A matter of faith: Dance and prayer in support of George Floyd

click to enlarge A matter of faith: Dance and prayer in support of George Floyd
Shaina Nomee photo
Coeur d'Alene tribal member and former police officer Butch Nomee, right, and his sons protested the killing of George Floyd with a traditional "fancy dance."
When Coeur d’Alene tribal member Butch Nomee heard what police officers had done to George Floyd, he was incredulous. And moved to action.

“What’s frustrating for me is, I was a police officer and seeing something like this happen is opposite everything I was taught at the academy,” says Nomee, who served seven years on the tribal police force after being the first state-certified officer in Idaho from the Coeur d’Alene Tribe.

He acknowledges that police often face challenging situations that get emotions and adrenaline running high, but that’s no excuse, he says.

“No matter what, you’re supposed to do what’s right,” Nomee says. “If you can’t do that, how can anyone else trust you?”

Frustrated, he talked with his family, wanting to respond. They considered how they might join the Coeur d’Alene-area protests sparked by George Floyd’s death. The presence of several dozen people outfitted with military-grade weaponry in downtown Coeur d’Alene was a deterrent.
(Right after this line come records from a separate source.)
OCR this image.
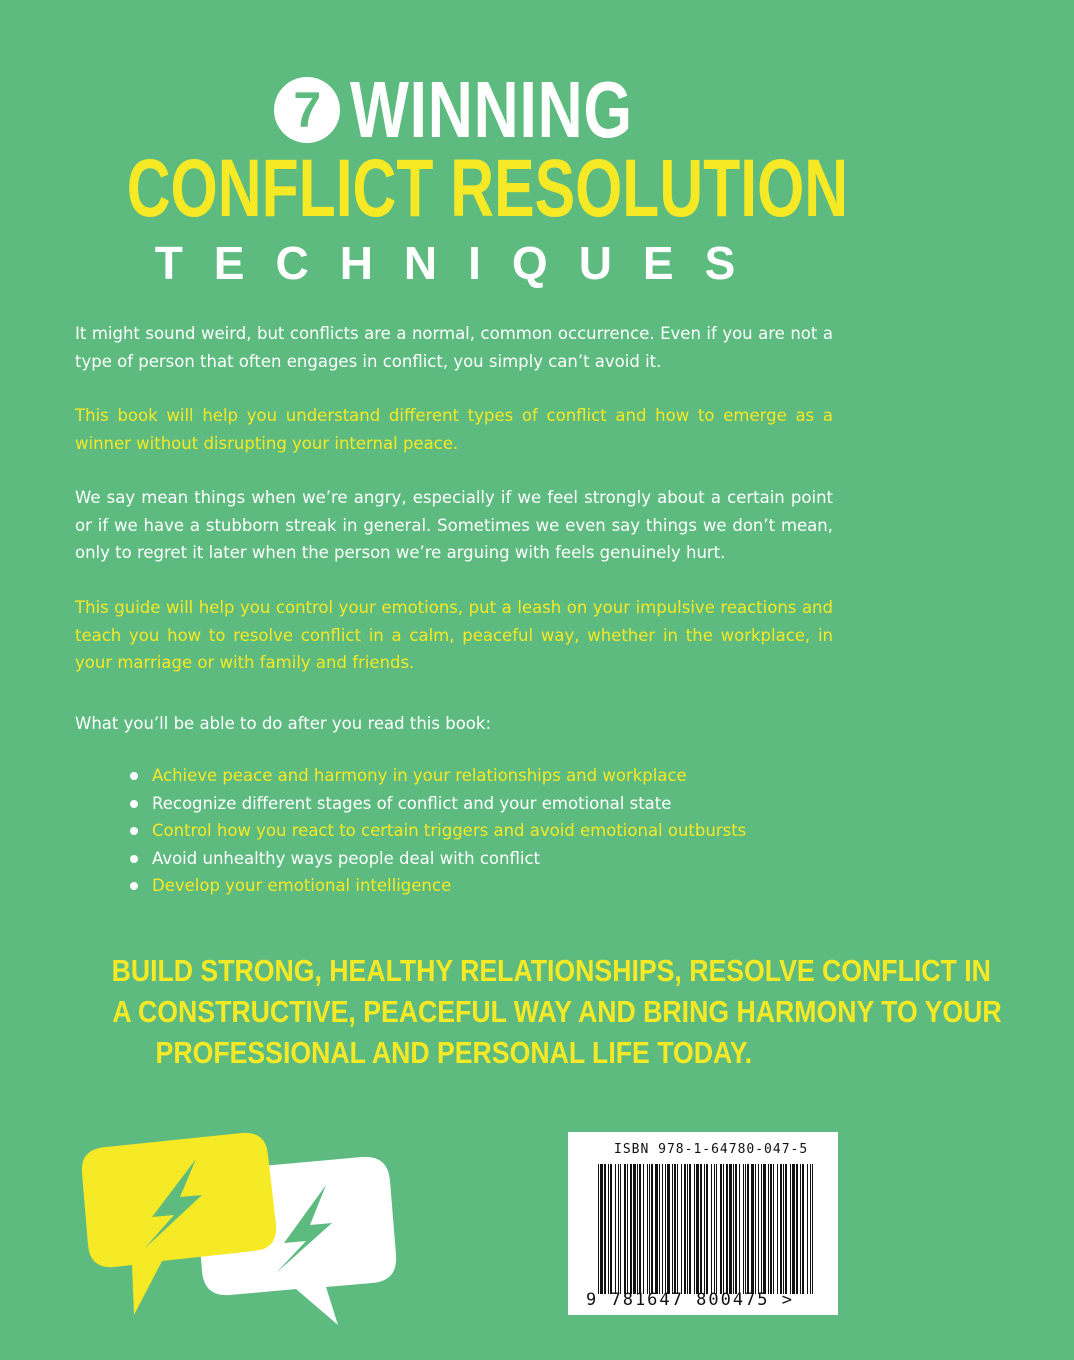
7 WINNING
CONFLICT RESOLUTION
TECHNIQUES

It might sound weird, but conflicts are a normal, common occurrence. Even if you are not a type of person that often engages in conflict, you simply can’t avoid it.

This book will help you understand different types of conflict and how to emerge as a winner without disrupting your internal peace.

We say mean things when we’re angry, especially if we feel strongly about a certain point or if we have a stubborn streak in general. Sometimes we even say things we don’t mean, only to regret it later when the person we’re arguing with feels genuinely hurt.

This guide will help you control your emotions, put a leash on your impulsive reactions and teach you how to resolve conflict in a calm, peaceful way, whether in the workplace, in your marriage or with family and friends.

What you’ll be able to do after you read this book:

Achieve peace and harmony in your relationships and workplace
Recognize different stages of conflict and your emotional state
Control how you react to certain triggers and avoid emotional outbursts
Avoid unhealthy ways people deal with conflict
Develop your emotional intelligence
BUILD STRONG, HEALTHY RELATIONSHIPS, RESOLVE CONFLICT IN
A CONSTRUCTIVE, PEACEFUL WAY AND BRING HARMONY TO YOUR
PROFESSIONAL AND PERSONAL LIFE TODAY.
ISBN 978-1-64780-047-5
9 781647 800475 >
Instead, Nomee says, they chose a place by the lake that’s been sacred to Coeur d’Alene for eons and prayed — through dance.
click to enlarge A matter of faith: Dance and prayer in support of George Floyd
Shaina Nomee photo
Nomee and his sons' spiritual dance for George Floyd was a prayer for peace.
“As I was growing up, from my grandparents and my mom, we were always taught that any time we were out on the dance floor, each step we take, each movement we make is a prayer,” says Nomee, who was joined by his three sons, all in full regalia. His wife, Shaina Nomee, posted a video of them dancing the traditional fancy dance to her social media account, accompanied by a request for donations donations to NAACP and this message:

“With our dancing and prayers we honor George Floyd, Ahmaud Arberry, Breona Taylor, and all of our black brothers and sisters across the nation; across the globe. We hear your cry, you are not alone. In the end, all we have is each other. Lead the Change”

The spiritual dance was part of a larger family conversation about race and current issues, Nomee says, who counts black biracial family members as kin.

“What’s really touched us,” Nomee says, “is a lot of [brutality like that which killed George Floyd] happens to cultures of color and women.”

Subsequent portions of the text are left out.